Julie Snyder nous force à réfléchir sur le financement culturel

Julie Snyder - Argent

Une tempête dans un verre d’eau?

Julie Snyder a annoncé hier la fin des activités télévisuelles de Productions J. Malgré le côté inévitablement tragique de ce genre d’événement, dans le sens que c’est le dernier chapître d’une entreprise à succès bâtie par une grande femme du Québec, j’ai quand même un peu de misère à sympathiser complêtement.

Dans le sens, est-ce que la réaction de mettre complêtement fin aux activités tv en raison de l’impossibilité d’obtenir l’aide financière n’est pas un peu forte pour une entreprise qui semble être une des plus solides de l’industrie? Est-ce qu’elle dépend de l’aide financière au point où elle est incapable de se débrouiller sans?

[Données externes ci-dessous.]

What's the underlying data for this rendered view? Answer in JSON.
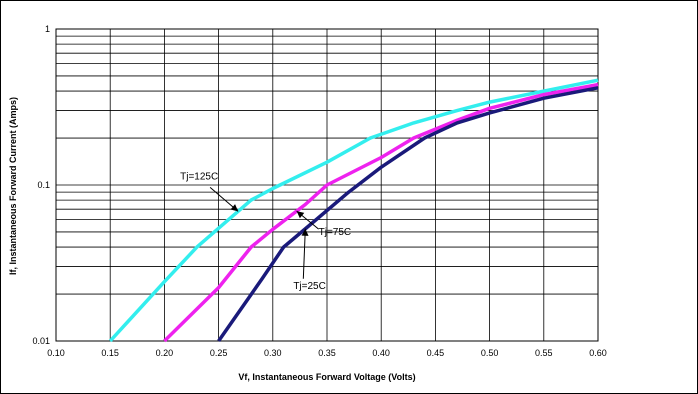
{
  "chart_data": {
    "type": "line",
    "xlabel": "Vf, Instantaneous Forward  Voltage (Volts)",
    "ylabel": "If, Instantaneous Forward Current (Amps)",
    "xlim": [
      0.1,
      0.6
    ],
    "ylim": [
      0.01,
      1
    ],
    "yscale": "log",
    "grid": true,
    "x_ticks": [
      "0.10",
      "0.15",
      "0.20",
      "0.25",
      "0.30",
      "0.35",
      "0.40",
      "0.45",
      "0.50",
      "0.55",
      "0.60"
    ],
    "y_ticks": [
      "0.01",
      "0.1",
      "1"
    ],
    "series": [
      {
        "name": "Tj=125C",
        "color": "#33eeee",
        "points": [
          [
            0.15,
            0.01
          ],
          [
            0.2,
            0.024
          ],
          [
            0.23,
            0.04
          ],
          [
            0.28,
            0.08
          ],
          [
            0.3,
            0.095
          ],
          [
            0.35,
            0.14
          ],
          [
            0.39,
            0.2
          ],
          [
            0.43,
            0.25
          ],
          [
            0.47,
            0.3
          ],
          [
            0.5,
            0.34
          ],
          [
            0.55,
            0.4
          ],
          [
            0.6,
            0.47
          ]
        ]
      },
      {
        "name": "Tj=75C",
        "color": "#ee22ee",
        "points": [
          [
            0.2,
            0.01
          ],
          [
            0.25,
            0.022
          ],
          [
            0.28,
            0.04
          ],
          [
            0.3,
            0.052
          ],
          [
            0.33,
            0.075
          ],
          [
            0.35,
            0.1
          ],
          [
            0.4,
            0.15
          ],
          [
            0.43,
            0.2
          ],
          [
            0.47,
            0.26
          ],
          [
            0.5,
            0.31
          ],
          [
            0.55,
            0.38
          ],
          [
            0.6,
            0.44
          ]
        ]
      },
      {
        "name": "Tj=25C",
        "color": "#1a1a7a",
        "points": [
          [
            0.25,
            0.01
          ],
          [
            0.29,
            0.025
          ],
          [
            0.31,
            0.04
          ],
          [
            0.34,
            0.06
          ],
          [
            0.37,
            0.09
          ],
          [
            0.4,
            0.13
          ],
          [
            0.44,
            0.2
          ],
          [
            0.47,
            0.25
          ],
          [
            0.5,
            0.29
          ],
          [
            0.55,
            0.36
          ],
          [
            0.6,
            0.42
          ]
        ]
      }
    ],
    "annotations": [
      {
        "text": "Tj=125C",
        "series": 0,
        "at_x": 0.268
      },
      {
        "text": "Tj=75C",
        "series": 1,
        "at_x": 0.322
      },
      {
        "text": "Tj=25C",
        "series": 2,
        "at_x": 0.33
      }
    ]
  }
}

C’est certain que ce n’est pas évident de se financer en culture, plusieurs artistes de la relève peuvent en témoigner, mais c’est faisable.. surtout si on bénéficie de la notoriété d’une Mme Snyder! Le sociofinancement pourrait être particulièrement intéressant pour une telle personnalité… Et il ne faut pas oublier l’argent versé par TVA pour la diffusion, ça ne doit quand même pas être négligeable.

Quand Julie Snyder s’inspire de Taylor Swift

Je ne peux m’empêcher de faire un parallèle avec l’histoire de Taylor Swift qui voulait retirer sa musique du nouveau service de musique en ligne de Apple parce qu’elle ne trouvait pas juste la rétribution versée aux artistes, résultant en une modification du système. La façon de faire… la conférence de presse où elle se dit “forcée” de cesser les activités tv de sa compagnie, le timing en campagne électorale… ça fait louche un peu.

Mais bon… en bout de ligne, l’objectif est bon: repenser le financement dans le domaine de la culture.. il est temps que ça ce passe. On dirait qu’on a mis cette question un peu de côté ces dernières années, le temps qu’on s’adapte au numérique, mais il serait peut-être temps qu’on en reparle hein?